Great minds think alike, jennyema.  I was thinking vodka, but tequila sounds waay better.   Then I thought about dipping the rim of the glasses in salt, but maybe too salty.  Thanks.


----------



## Uncle Bob (Dec 4, 2007)

What no Vodka Miss Amy?? I saw Martini and jumped! 

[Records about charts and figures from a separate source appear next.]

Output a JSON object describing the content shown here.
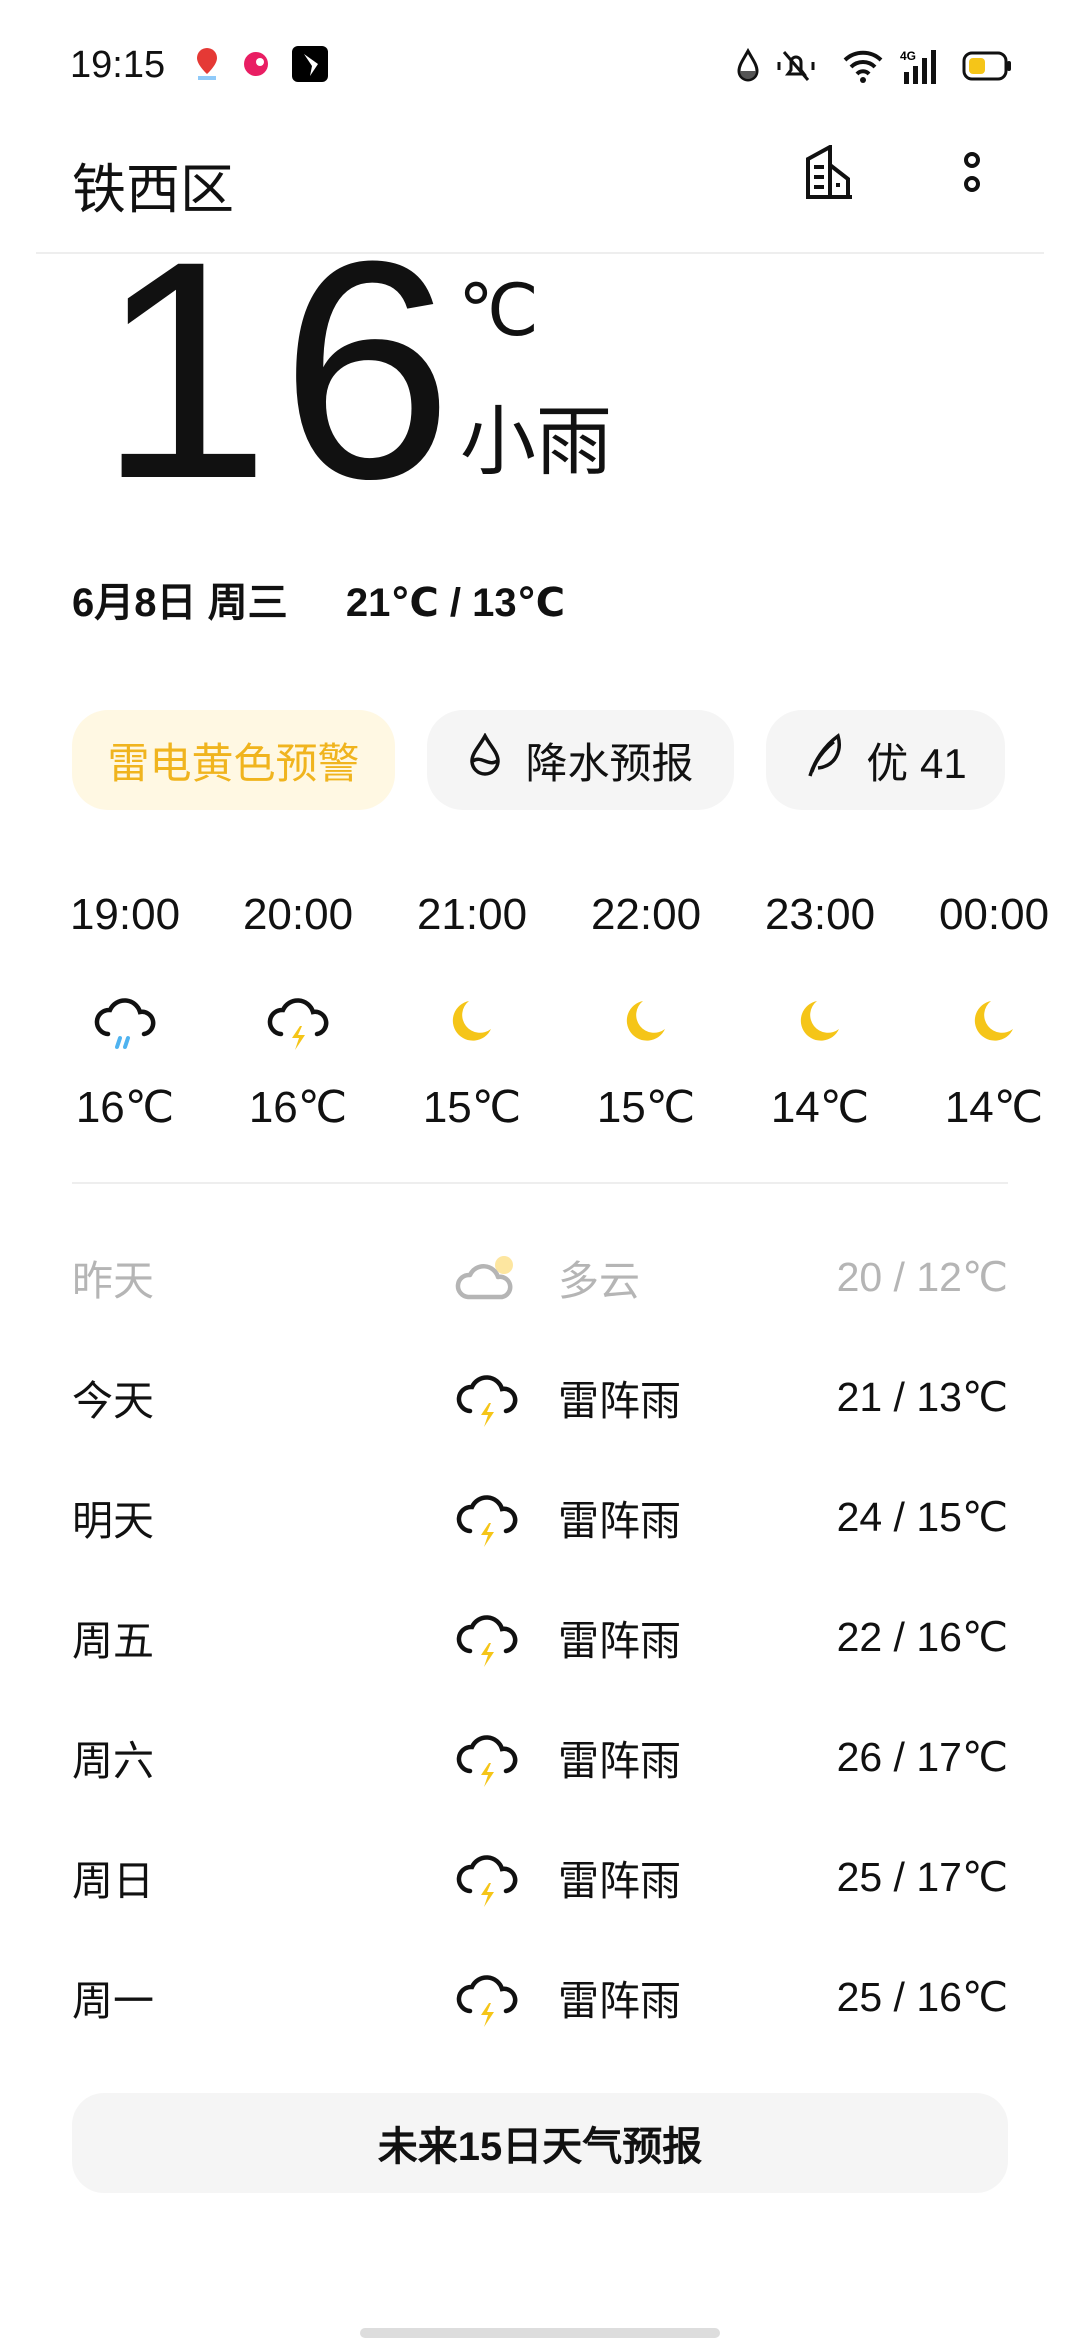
{
  "status_bar": {
    "time": "19:15",
    "notifications": [
      "baidu-maps-icon",
      "app-bird-icon",
      "app-feather-icon"
    ],
    "system_icons": [
      "data-saver-icon",
      "mute-icon",
      "wifi-icon",
      "4g-signal-icon",
      "battery-icon"
    ],
    "network": "4G",
    "battery_color": "#f5c518"
  },
  "header": {
    "city": "铁西区",
    "actions": [
      "city-manage-icon",
      "more-icon"
    ]
  },
  "current": {
    "temp": "16",
    "unit": "℃",
    "condition": "小雨",
    "date": "6月8日 周三",
    "range": "21℃ / 13℃"
  },
  "chips": [
    {
      "label": "雷电黄色预警",
      "icon": null,
      "color": "#f0b41e"
    },
    {
      "label": "降水预报",
      "icon": "drop-icon"
    },
    {
      "label": "优 41",
      "icon": "leaf-icon"
    }
  ],
  "hourly": [
    {
      "time": "19:00",
      "icon": "rain",
      "temp": "16℃"
    },
    {
      "time": "20:00",
      "icon": "thunder",
      "temp": "16℃"
    },
    {
      "time": "21:00",
      "icon": "moon",
      "temp": "15℃"
    },
    {
      "time": "22:00",
      "icon": "moon",
      "temp": "15℃"
    },
    {
      "time": "23:00",
      "icon": "moon",
      "temp": "14℃"
    },
    {
      "time": "00:00",
      "icon": "moon",
      "temp": "14℃"
    }
  ],
  "daily": [
    {
      "day": "昨天",
      "icon": "partly-cloudy",
      "condition": "多云",
      "temps": "20 / 12℃",
      "past": true
    },
    {
      "day": "今天",
      "icon": "thunder",
      "condition": "雷阵雨",
      "temps": "21 / 13℃"
    },
    {
      "day": "明天",
      "icon": "thunder",
      "condition": "雷阵雨",
      "temps": "24 / 15℃"
    },
    {
      "day": "周五",
      "icon": "thunder",
      "condition": "雷阵雨",
      "temps": "22 / 16℃"
    },
    {
      "day": "周六",
      "icon": "thunder",
      "condition": "雷阵雨",
      "temps": "26 / 17℃"
    },
    {
      "day": "周日",
      "icon": "thunder",
      "condition": "雷阵雨",
      "temps": "25 / 17℃"
    },
    {
      "day": "周一",
      "icon": "thunder",
      "condition": "雷阵雨",
      "temps": "25 / 16℃"
    }
  ],
  "forecast_button": "未来15日天气预报",
  "colors": {
    "accent_yellow": "#f5c518",
    "rain_blue": "#4fb3f0"
  }
}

I do love the different "twist" on Shrimp Cocktail however.  It looks like a yummy recipe!

Thanks for posting it.


----------



## Uncle Bob (Dec 4, 2007)

jennyema said:


> That sounds delicious. I make a similiar dish and add a splash of tequila to it.


 

........... After looking back over the recipe, I can "see" tequila.


----------



## jennyema (Dec 4, 2007)

*amy* said:


> Great minds think alike, jennyema. I was thinking vodka, but tequila sounds waay better.  Then I thought about dipping the rim of the glasses in salt, but maybe too salty. Thanks.


 



IMO tequila has a taste that stands up to the ingredients very well. It's sort of salty, in a way. I get rave reviews when I make this -- they all can taste the small spash of tequila but hardly anyojne can figure out what it is.

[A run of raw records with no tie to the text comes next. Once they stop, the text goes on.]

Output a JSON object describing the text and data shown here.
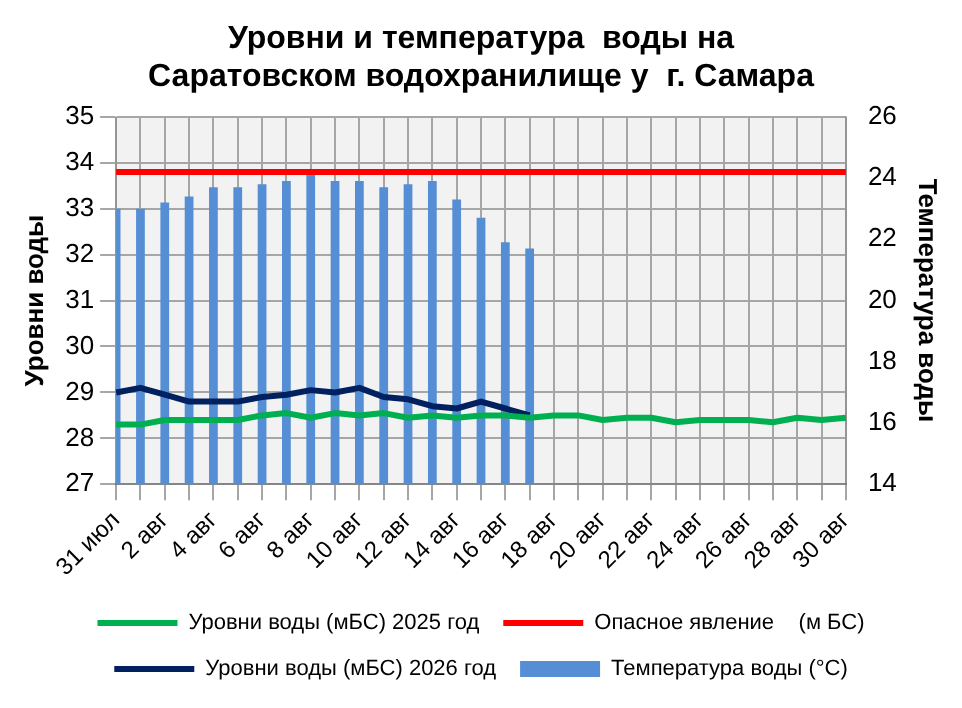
{
  "chart_data": {
    "type": "bar",
    "title": "Уровни и температура  воды на\nСаратовском водохранилище у  г. Самара",
    "ylabel": "Уровни воды",
    "y2label": "Температура воды",
    "categories": [
      "31 июл",
      null,
      "2 авг",
      null,
      "4 авг",
      null,
      "6 авг",
      null,
      "8 авг",
      null,
      "10 авг",
      null,
      "12 авг",
      null,
      "14 авг",
      null,
      "16 авг",
      null,
      "18 авг",
      null,
      "20 авг",
      null,
      "22 авг",
      null,
      "24 авг",
      null,
      "26 авг",
      null,
      "28 авг",
      null,
      "30 авг"
    ],
    "series": [
      {
        "name": "Температура воды (°C)",
        "axis": "y2",
        "color": "#558ed5",
        "values": [
          23.0,
          23.0,
          23.2,
          23.4,
          23.7,
          23.7,
          23.8,
          23.9,
          24.1,
          23.9,
          23.9,
          23.7,
          23.8,
          23.9,
          23.3,
          22.7,
          21.9,
          21.7,
          null,
          null,
          null,
          null,
          null,
          null,
          null,
          null,
          null,
          null,
          null,
          null,
          null
        ]
      },
      {
        "name": "Уровни воды (мБС) 2025 год",
        "type": "line",
        "color": "#00b050",
        "values": [
          28.3,
          28.3,
          28.4,
          28.4,
          28.4,
          28.4,
          28.5,
          28.55,
          28.45,
          28.55,
          28.5,
          28.55,
          28.45,
          28.5,
          28.45,
          28.5,
          28.5,
          28.45,
          28.5,
          28.5,
          28.4,
          28.45,
          28.45,
          28.35,
          28.4,
          28.4,
          28.4,
          28.35,
          28.45,
          28.4,
          28.45
        ]
      },
      {
        "name": "Опасное явление    (м БС)",
        "type": "line",
        "color": "#ff0000",
        "values": [
          33.8,
          33.8,
          33.8,
          33.8,
          33.8,
          33.8,
          33.8,
          33.8,
          33.8,
          33.8,
          33.8,
          33.8,
          33.8,
          33.8,
          33.8,
          33.8,
          33.8,
          33.8,
          33.8,
          33.8,
          33.8,
          33.8,
          33.8,
          33.8,
          33.8,
          33.8,
          33.8,
          33.8,
          33.8,
          33.8,
          33.8
        ]
      },
      {
        "name": "Уровни воды (мБС) 2026 год",
        "type": "line",
        "color": "#002060",
        "values": [
          29.0,
          29.1,
          28.95,
          28.8,
          28.8,
          28.8,
          28.9,
          28.95,
          29.05,
          29.0,
          29.1,
          28.9,
          28.85,
          28.7,
          28.65,
          28.8,
          28.65,
          28.5,
          null,
          null,
          null,
          null,
          null,
          null,
          null,
          null,
          null,
          null,
          null,
          null,
          null
        ]
      }
    ],
    "ylim": [
      27,
      35
    ],
    "yticks": [
      27,
      28,
      29,
      30,
      31,
      32,
      33,
      34,
      35
    ],
    "y2lim": [
      14,
      26
    ],
    "y2ticks": [
      14,
      16,
      18,
      20,
      22,
      24,
      26
    ],
    "grid": true,
    "legend": "bottom",
    "marker": "none"
  }
}
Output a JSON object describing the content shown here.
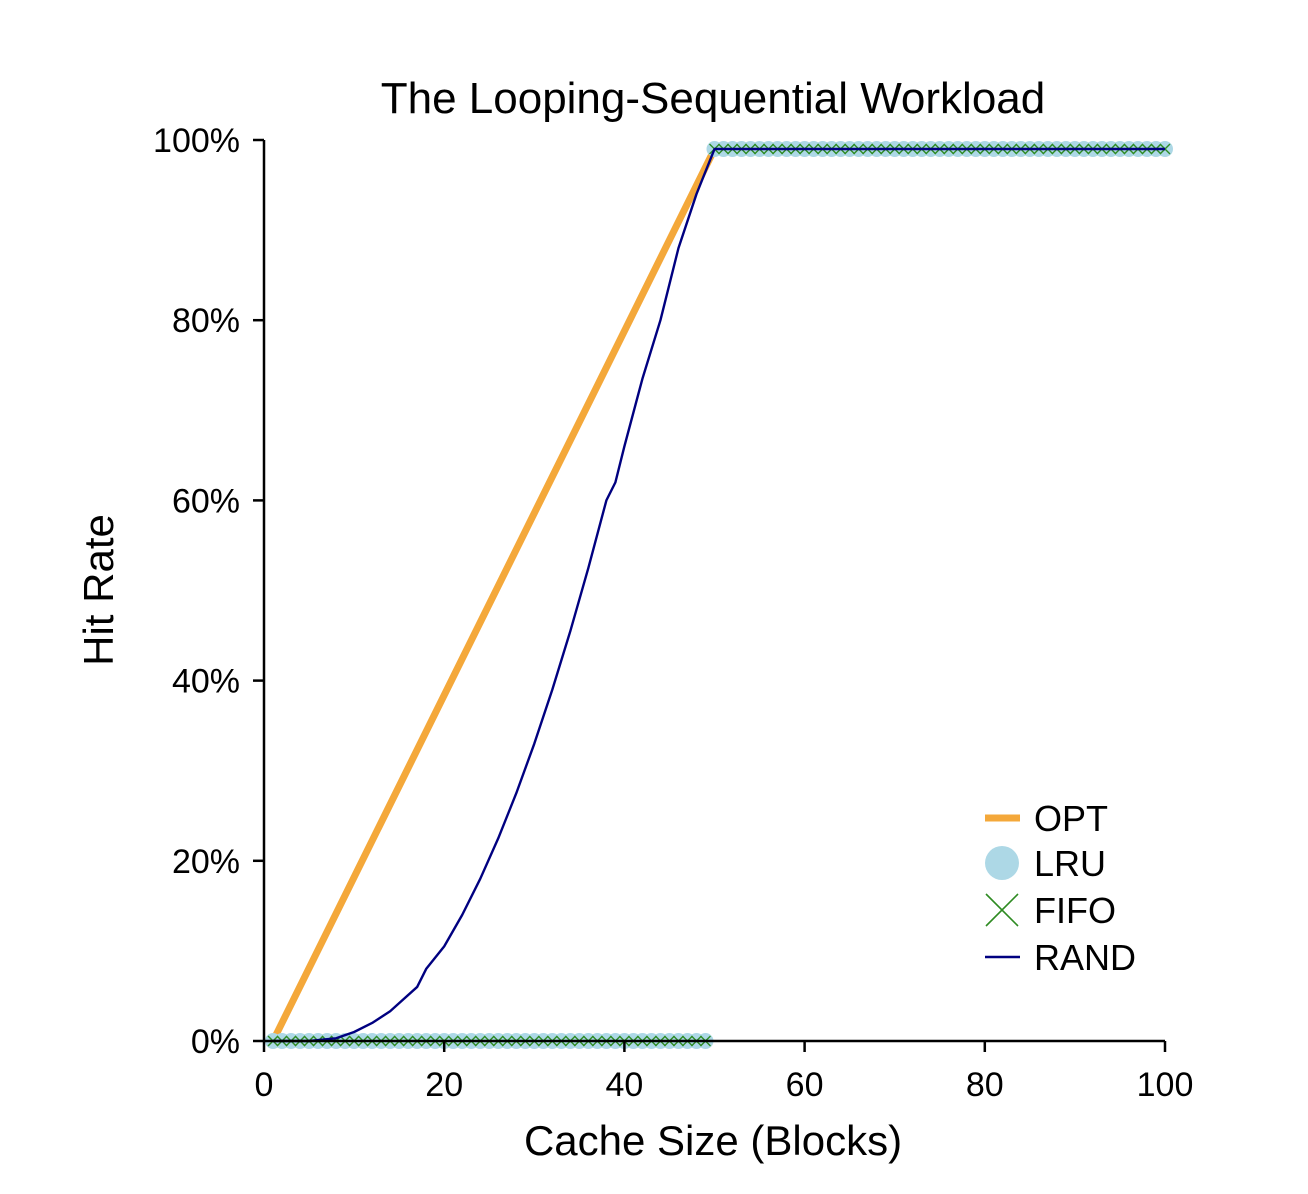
{
  "chart_data": {
    "type": "line",
    "title": "The Looping-Sequential Workload",
    "xlabel": "Cache Size (Blocks)",
    "ylabel": "Hit Rate",
    "xlim": [
      0,
      100
    ],
    "ylim": [
      0,
      100
    ],
    "x_ticks": [
      0,
      20,
      40,
      60,
      80,
      100
    ],
    "x_tick_labels": [
      "0",
      "20",
      "40",
      "60",
      "80",
      "100"
    ],
    "y_ticks": [
      0,
      20,
      40,
      60,
      80,
      100
    ],
    "y_tick_labels": [
      "0%",
      "20%",
      "40%",
      "60%",
      "80%",
      "100%"
    ],
    "grid": false,
    "legend_position": "lower-right",
    "series": [
      {
        "name": "OPT",
        "style": "line",
        "color": "#f4a83a",
        "x": [
          1,
          50,
          51,
          100
        ],
        "y": [
          0,
          99,
          99,
          99
        ]
      },
      {
        "name": "LRU",
        "style": "circle-markers",
        "color": "#add8e6",
        "x_range": [
          1,
          100
        ],
        "rule": "hit rate 0% for cache sizes 1–49, 99% for 50–100",
        "low_range": [
          1,
          49
        ],
        "low_value": 0,
        "high_range": [
          50,
          100
        ],
        "high_value": 99
      },
      {
        "name": "FIFO",
        "style": "x-markers",
        "color": "#2e8b22",
        "x_range": [
          1,
          100
        ],
        "low_range": [
          1,
          49
        ],
        "low_value": 0,
        "high_range": [
          50,
          100
        ],
        "high_value": 99
      },
      {
        "name": "RAND",
        "style": "line",
        "color": "#000080",
        "x": [
          1,
          5,
          8,
          10,
          12,
          14,
          15,
          17,
          18,
          20,
          22,
          24,
          26,
          28,
          30,
          32,
          34,
          36,
          38,
          39,
          40,
          42,
          44,
          46,
          48,
          49,
          50,
          51,
          100
        ],
        "y": [
          0,
          0,
          0.3,
          1,
          2,
          3.3,
          4.2,
          6,
          8,
          10.5,
          14,
          18,
          22.5,
          27.5,
          33,
          39,
          45.5,
          52.5,
          60,
          62,
          66,
          73.5,
          80,
          88,
          94,
          96.5,
          99,
          99,
          99
        ]
      }
    ]
  }
}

I got the idea originally from this recipe: Spicy Tequila-Spiked Cherry Tomatoes Recipe: Recipes: Food Network

I stuff cherry tomatoes from my garden with spicy tequila-spiked gazpacho in the summer.


----------



## *amy* (Dec 5, 2007)

Uncle Bob said:


> What no Vodka Miss Amy?? I saw Martini and jumped!
> 
> I do love the different "twist" on Shrimp Cocktail however. It looks like a yummy recipe!
> 
> Thanks for posting it.


 
Hope you'll give it a try, Uncle Bob. Thinking out loud re the Vodka, maybe a hit or two of Tabasco or worcestershire might make it jump a bit more. Crab, lobster or a combo of seafood, could be another twist on the same old shrimp cocktail/gazpacho.

I like the restaurant-style tortilla chips (as they seem to me less seasoned), and you can scoop up all the goodies - shrimp, sour cream, green pepper etc with the chips in the glass. Let me know how you like.


----------



## *amy* (Dec 5, 2007)

jennyema said:


> IMO tequila has a taste that stands up to the ingredients very well. It's sort of salty, in a way. I get rave reviews when I make this -- they all can taste the small spash of tequila but hardly anyojne can figure out what it is.
> 
> I got the idea originally from this recipe: Spicy Tequila-Spiked Cherry Tomatoes Recipe: Recipes: Food Network
> 
> I stuff cherry tomatoes from my garden with spicy tequila-spiked gazpacho in the summer.


 
Jennyema, thank you for posting the link.  Sounds like a great appy for the Holidays - or any time.


----------



## GB (Dec 5, 2007)

*amy* that sounds delicious and the variations you came up with sound equally good. I would be happy eating this for 3 meals a day


----------



## *amy* (Dec 5, 2007)

GB said:


> *amy* that sounds delicious and the variations you came up with sound equally good. I would be happy eating this for 3 meals a day


 
  Hope you likey.


----------